Tuesday, February 07, 2006

Ah, evenings at home followed by mornings at home. I'm being productive. I sorted papers and business letters, I sorted my books, I got some writing done, and I'm getting some more writing done. Look for a livejournal story soon. It's a good one.

On another note, coughing sucks because it interrupts the thought process. runny noses suck because they dehydrate you and make your nose sore. computers suck because of the sound they make, similar to televisions, the high pitched whine of electricity running through and over and around. Paper sucks because it's so fragile and the pages curl up when I write on it (combination weight of my hand and slight bit of heat/moisture?) Family sucks because they always interrupt on accident or for your own good. Writers suck because we never appreciate the efforts of family/friends/etc. to do things for us, having already been irritated by the interruption. [laughs] sorry, mom. And lastly, tea sucks because I have to make it. Why can't hot tea come in a can or bottle or something? (Don't answer that).

Thursday, February 02, 2006

Isn't it funny, the belief that un-saying something is possible? Say a thing isn't, and it isn't? I'm sorry, call me old-fashioned, but I believe in the permanence of the past. We may not know what it is, but it doesn't go away, it doesn't really change and become something else entirely. If you can fool yourself, then good for you. I can sometimes, but not often. If it matters enough to affect the present, then it matters enough to not be mis-remembered.

I bring up this subject because people delete blog entries. One friend deleted her most recent post. Another (a few weeks ago) deleted all her blog entries back to september. Why did you write it in the first place? Either you no longer want to believe it happened, or you no longer want people to read it. If the first, then you're walking in the dark down the wrong path, and if the second, you shouldn't have written it in the first place, or you should have used a paper journal at home.

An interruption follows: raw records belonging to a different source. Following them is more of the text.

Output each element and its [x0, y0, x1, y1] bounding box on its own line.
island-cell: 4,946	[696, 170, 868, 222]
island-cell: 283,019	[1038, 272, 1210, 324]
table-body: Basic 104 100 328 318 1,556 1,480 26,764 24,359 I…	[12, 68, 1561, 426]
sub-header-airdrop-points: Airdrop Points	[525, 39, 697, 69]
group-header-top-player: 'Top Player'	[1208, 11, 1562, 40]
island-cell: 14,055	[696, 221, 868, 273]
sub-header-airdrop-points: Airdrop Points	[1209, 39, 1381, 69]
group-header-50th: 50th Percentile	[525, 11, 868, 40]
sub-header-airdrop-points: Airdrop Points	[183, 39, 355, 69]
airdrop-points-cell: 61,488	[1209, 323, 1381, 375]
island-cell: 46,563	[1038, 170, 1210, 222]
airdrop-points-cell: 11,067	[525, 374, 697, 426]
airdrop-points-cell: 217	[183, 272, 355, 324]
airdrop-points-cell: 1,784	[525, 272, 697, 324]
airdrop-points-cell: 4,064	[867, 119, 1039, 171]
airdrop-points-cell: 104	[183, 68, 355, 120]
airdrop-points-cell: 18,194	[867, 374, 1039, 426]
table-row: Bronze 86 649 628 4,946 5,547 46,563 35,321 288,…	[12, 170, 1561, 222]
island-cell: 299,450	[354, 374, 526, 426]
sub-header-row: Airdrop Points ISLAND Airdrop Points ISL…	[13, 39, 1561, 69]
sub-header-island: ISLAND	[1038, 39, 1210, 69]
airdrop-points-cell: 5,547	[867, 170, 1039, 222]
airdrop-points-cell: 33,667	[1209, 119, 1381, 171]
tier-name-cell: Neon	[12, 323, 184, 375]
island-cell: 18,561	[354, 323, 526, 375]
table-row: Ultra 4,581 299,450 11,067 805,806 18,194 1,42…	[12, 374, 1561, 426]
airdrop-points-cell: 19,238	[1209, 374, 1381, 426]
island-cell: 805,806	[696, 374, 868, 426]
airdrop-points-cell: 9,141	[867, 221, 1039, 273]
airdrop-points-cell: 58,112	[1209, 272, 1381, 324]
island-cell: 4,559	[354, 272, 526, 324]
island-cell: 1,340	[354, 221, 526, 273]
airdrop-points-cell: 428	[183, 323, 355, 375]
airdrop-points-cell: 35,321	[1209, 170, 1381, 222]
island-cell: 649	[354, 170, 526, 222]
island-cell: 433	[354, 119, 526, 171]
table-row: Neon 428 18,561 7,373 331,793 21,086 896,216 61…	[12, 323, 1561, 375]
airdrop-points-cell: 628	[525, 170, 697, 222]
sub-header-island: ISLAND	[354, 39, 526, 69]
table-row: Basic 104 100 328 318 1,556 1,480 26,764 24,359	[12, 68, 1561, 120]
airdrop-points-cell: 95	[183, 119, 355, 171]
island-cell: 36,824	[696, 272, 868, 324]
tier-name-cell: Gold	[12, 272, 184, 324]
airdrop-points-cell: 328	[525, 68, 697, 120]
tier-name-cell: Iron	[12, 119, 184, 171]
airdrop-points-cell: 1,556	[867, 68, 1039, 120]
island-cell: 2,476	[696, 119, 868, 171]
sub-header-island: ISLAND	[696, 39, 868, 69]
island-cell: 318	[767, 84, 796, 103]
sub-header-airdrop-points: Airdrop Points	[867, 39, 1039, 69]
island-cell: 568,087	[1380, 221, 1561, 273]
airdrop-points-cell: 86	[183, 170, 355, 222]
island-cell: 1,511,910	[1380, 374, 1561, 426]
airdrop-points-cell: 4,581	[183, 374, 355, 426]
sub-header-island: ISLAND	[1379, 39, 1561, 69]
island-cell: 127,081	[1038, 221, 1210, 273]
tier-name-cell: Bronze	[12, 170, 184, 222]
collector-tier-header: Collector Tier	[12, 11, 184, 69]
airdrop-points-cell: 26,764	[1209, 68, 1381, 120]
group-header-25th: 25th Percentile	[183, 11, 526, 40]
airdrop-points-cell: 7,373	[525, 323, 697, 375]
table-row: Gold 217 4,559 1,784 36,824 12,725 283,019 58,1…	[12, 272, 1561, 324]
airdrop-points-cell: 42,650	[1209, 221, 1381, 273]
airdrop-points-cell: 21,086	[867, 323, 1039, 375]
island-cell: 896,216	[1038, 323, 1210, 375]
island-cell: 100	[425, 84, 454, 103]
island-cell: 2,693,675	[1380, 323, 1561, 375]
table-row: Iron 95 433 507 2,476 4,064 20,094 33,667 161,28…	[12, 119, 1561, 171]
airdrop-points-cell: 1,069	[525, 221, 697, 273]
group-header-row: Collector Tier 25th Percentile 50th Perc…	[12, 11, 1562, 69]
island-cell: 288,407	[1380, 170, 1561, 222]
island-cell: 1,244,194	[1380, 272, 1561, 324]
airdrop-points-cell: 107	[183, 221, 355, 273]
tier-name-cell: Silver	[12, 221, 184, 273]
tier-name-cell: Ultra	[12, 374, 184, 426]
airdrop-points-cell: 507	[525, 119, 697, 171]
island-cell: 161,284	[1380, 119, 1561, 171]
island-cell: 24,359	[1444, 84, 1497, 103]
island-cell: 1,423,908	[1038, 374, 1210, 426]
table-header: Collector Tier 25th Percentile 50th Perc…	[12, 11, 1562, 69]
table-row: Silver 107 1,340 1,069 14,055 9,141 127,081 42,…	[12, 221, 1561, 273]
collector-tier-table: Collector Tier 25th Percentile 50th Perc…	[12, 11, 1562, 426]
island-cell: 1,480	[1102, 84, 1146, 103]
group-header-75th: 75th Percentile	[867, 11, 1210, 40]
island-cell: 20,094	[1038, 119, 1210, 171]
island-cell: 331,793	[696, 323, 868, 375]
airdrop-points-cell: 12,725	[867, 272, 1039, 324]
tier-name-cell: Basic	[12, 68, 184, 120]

I'm reminded of two things. In Faulkner's The Sound and The Fury, Quentin so wanted his sister to be different, virtuous and his, that he told lies about the past, tried to believe lies about the past. He told his father that they had been together, and his father brushed aside the lie, saying that even if they had, it wouldn't have changed anything. Quentin ended up tying stones to his feet and jumping off a bridge. It was just impossible to believe away the discrepancies, especially her illegitimate daughter whom she abandoned to the family before running away. Then, Orwell's famous protagonist has the government job of altering past news documents, so that everyone will get used to a lack of permanence in their lives. Something happened in the past, but the past is only in relation to the present, rather than the present being in relation to the past. So all the government had to do was create a present, corroborated by an invented past, to put the people on a particular path into the future. It was meant to be horrifying.

On the radio today, I heard that recruiting for the military was a record high in December. Everyone wants to be a part of the national guard. Plus, they're now exporting the national guard, i.e. making them an international guard (though not in those words). grrr. The thought that went through my head was, "How soon till we are Rome?" Better Rome than 1984, but barely.